If they were made in ASM? Well, then it is easy, what you get from the decompiler is probably very close to what went into the compiler.

C? It gets harder, but decompilation to C is possible, you lose function names and whatnot but that is alright.

C++? Then you are 100% screwed, virtual functions, polymorphism, etc... it all becomes just a huge mess, if they used some common libraries it helps (STL, BOOST, etc...) but if they made a ton of custom classes that have virtual functions, polymorphism and composition at same time, then nothing can be done, you will get some ASM that almost looks like non-sense.

2 comments

That depends on how much time you're willing to invest.

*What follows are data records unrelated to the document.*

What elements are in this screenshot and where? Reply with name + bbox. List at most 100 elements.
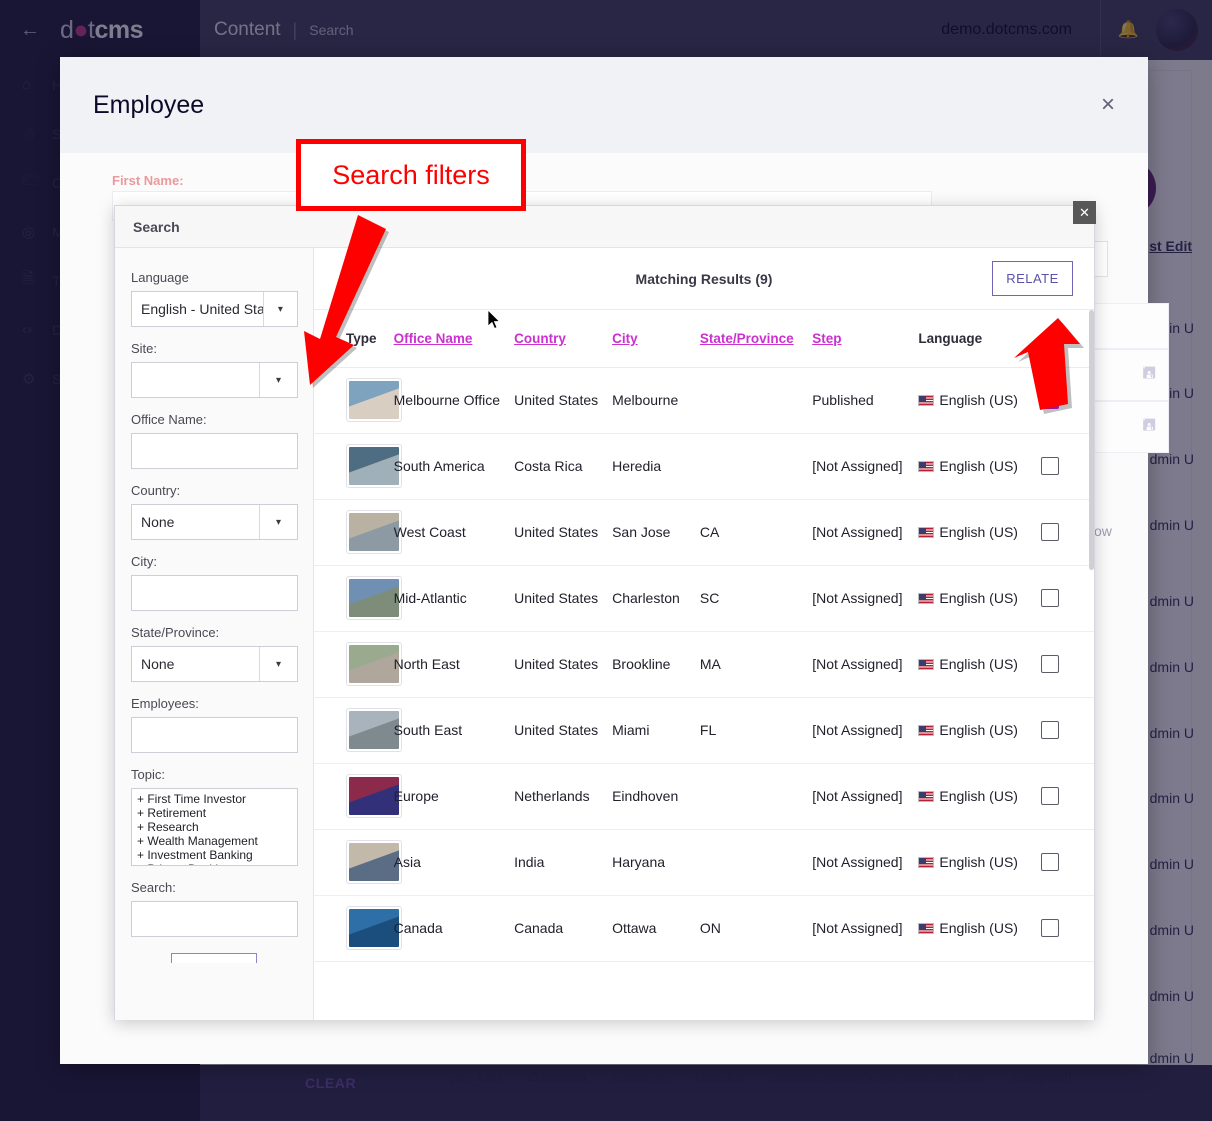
table-row[interactable]: West CoastUnited StatesSan JoseCA[Not As…: [314, 499, 1094, 565]
cell-office-name: Mid-Atlantic: [394, 565, 514, 631]
table-row[interactable]: AsiaIndiaHaryana[Not Assigned]English (U…: [314, 829, 1094, 895]
country-select[interactable]: None ▾: [131, 504, 298, 540]
cell-select[interactable]: [1041, 697, 1094, 763]
cell-thumbnail[interactable]: [314, 433, 394, 499]
search-dialog-title: Search: [133, 219, 180, 235]
cell-thumbnail[interactable]: [314, 499, 394, 565]
row-checkbox[interactable]: [1041, 853, 1059, 871]
save-icon[interactable]: 🖪: [1142, 362, 1156, 389]
filter-label-office-name: Office Name:: [131, 412, 297, 427]
filter-submit-button[interactable]: [171, 953, 257, 963]
cell-select[interactable]: [1041, 565, 1094, 631]
language-label: English (US): [939, 854, 1018, 870]
cell-country: United States: [514, 499, 612, 565]
cell-language: English (US): [918, 499, 1041, 565]
table-row[interactable]: South AmericaCosta RicaHeredia[Not Assig…: [314, 433, 1094, 499]
employee-save-row[interactable]: 🖪: [1085, 401, 1169, 453]
cell-thumbnail[interactable]: [314, 631, 394, 697]
table-row[interactable]: Melbourne OfficeUnited StatesMelbournePu…: [314, 367, 1094, 433]
save-icon[interactable]: 🖪: [1142, 414, 1156, 441]
table-row[interactable]: Mid-AtlanticUnited StatesCharlestonSC[No…: [314, 565, 1094, 631]
column-header-step[interactable]: Step: [812, 310, 918, 367]
us-flag-icon: [918, 725, 934, 736]
row-checkbox[interactable]: [1041, 523, 1059, 541]
cell-city: Ottawa: [612, 895, 700, 961]
office-name-input[interactable]: [131, 433, 298, 469]
employees-input[interactable]: [131, 717, 298, 753]
first-name-label: First Name:: [112, 173, 184, 188]
relate-button[interactable]: RELATE: [992, 261, 1073, 296]
cell-select[interactable]: [1041, 895, 1094, 961]
row-checkbox[interactable]: [1041, 721, 1059, 739]
row-checkbox[interactable]: [1041, 457, 1059, 475]
language-label: English (US): [939, 590, 1018, 606]
cell-state-province: SC: [700, 565, 812, 631]
cell-thumbnail[interactable]: [314, 829, 394, 895]
row-checkbox[interactable]: [1041, 655, 1059, 673]
employee-modal-header: Employee ×: [60, 57, 1148, 153]
cell-state-province: [700, 829, 812, 895]
topic-option[interactable]: + Investment Banking: [137, 848, 292, 862]
language-select[interactable]: English - United State ▾: [131, 291, 298, 327]
search-dialog-header: Search ✕: [115, 206, 1094, 248]
cell-select[interactable]: [1041, 433, 1094, 499]
chevron-down-icon[interactable]: ▾: [263, 292, 297, 326]
table-row[interactable]: EuropeNetherlandsEindhoven[Not Assigned]…: [314, 763, 1094, 829]
cell-state-province: CA: [700, 499, 812, 565]
close-icon[interactable]: ×: [1090, 87, 1126, 123]
search-input[interactable]: [131, 901, 298, 937]
row-checkbox[interactable]: [1041, 787, 1059, 805]
cell-thumbnail[interactable]: [314, 895, 394, 961]
city-input[interactable]: [131, 575, 298, 611]
cell-language: English (US): [918, 763, 1041, 829]
cell-thumbnail[interactable]: [314, 565, 394, 631]
employee-save-row[interactable]: 🖪: [1085, 349, 1169, 401]
page-title: Employee: [93, 91, 204, 120]
chevron-down-icon[interactable]: ▾: [259, 647, 297, 681]
chevron-down-icon[interactable]: ▾: [259, 363, 297, 397]
row-checkbox[interactable]: [1041, 919, 1059, 937]
results-table-body: Melbourne OfficeUnited StatesMelbournePu…: [314, 367, 1094, 961]
topic-multiselect[interactable]: + First Time Investor + Retirement + Res…: [131, 788, 298, 866]
search-filters-arrow: [300, 215, 430, 405]
site-select[interactable]: ▾: [131, 362, 298, 398]
us-flag-icon: [918, 857, 934, 868]
cell-select[interactable]: [1041, 763, 1094, 829]
table-row[interactable]: CanadaCanadaOttawaON[Not Assigned]Englis…: [314, 895, 1094, 961]
state-province-select[interactable]: None ▾: [131, 646, 298, 682]
search-dialog-body: Language English - United State ▾ Site: …: [115, 248, 1094, 1020]
cell-thumbnail[interactable]: [314, 697, 394, 763]
chevron-down-icon[interactable]: ▾: [259, 505, 297, 539]
table-row[interactable]: South EastUnited StatesMiamiFL[Not Assig…: [314, 697, 1094, 763]
topic-option[interactable]: + Wealth Management: [137, 834, 292, 848]
topic-option[interactable]: + First Time Investor: [137, 792, 292, 806]
cell-state-province: [700, 367, 812, 433]
cell-select[interactable]: [1041, 631, 1094, 697]
topic-option[interactable]: + Private Banking: [137, 862, 292, 866]
close-icon[interactable]: ✕: [1073, 201, 1096, 224]
row-checkbox[interactable]: [1041, 589, 1059, 607]
cell-step: [Not Assigned]: [812, 829, 918, 895]
column-header-country[interactable]: Country: [514, 310, 612, 367]
topic-option[interactable]: + Retirement: [137, 806, 292, 820]
cell-thumbnail[interactable]: [314, 763, 394, 829]
cell-select[interactable]: [1041, 499, 1094, 565]
thumbnail-inner: [349, 645, 399, 683]
cell-city: Eindhoven: [612, 763, 700, 829]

The recently DMCA'd re3 project is a full decompilation of Grand Theft Auto 3 and Vice City, through a clever combination of all released versions (eg. the Android version leaked some symbols, Renderware signatures were somewhat recognizable on PC and PS2), pre-existing community knowledge (The mission script format had already been reversed which provided many clues by looking at its interpreter, many memory addresses were known by the modding community, etc.) and just a massive collective effort, it fully reversed the cpp game that is Grand Theft Auto 3 (and VC).
Honestly, I think decompiled C++ might be easier for me to read than regular C++. Half of the confusing parts are compiled out entirely.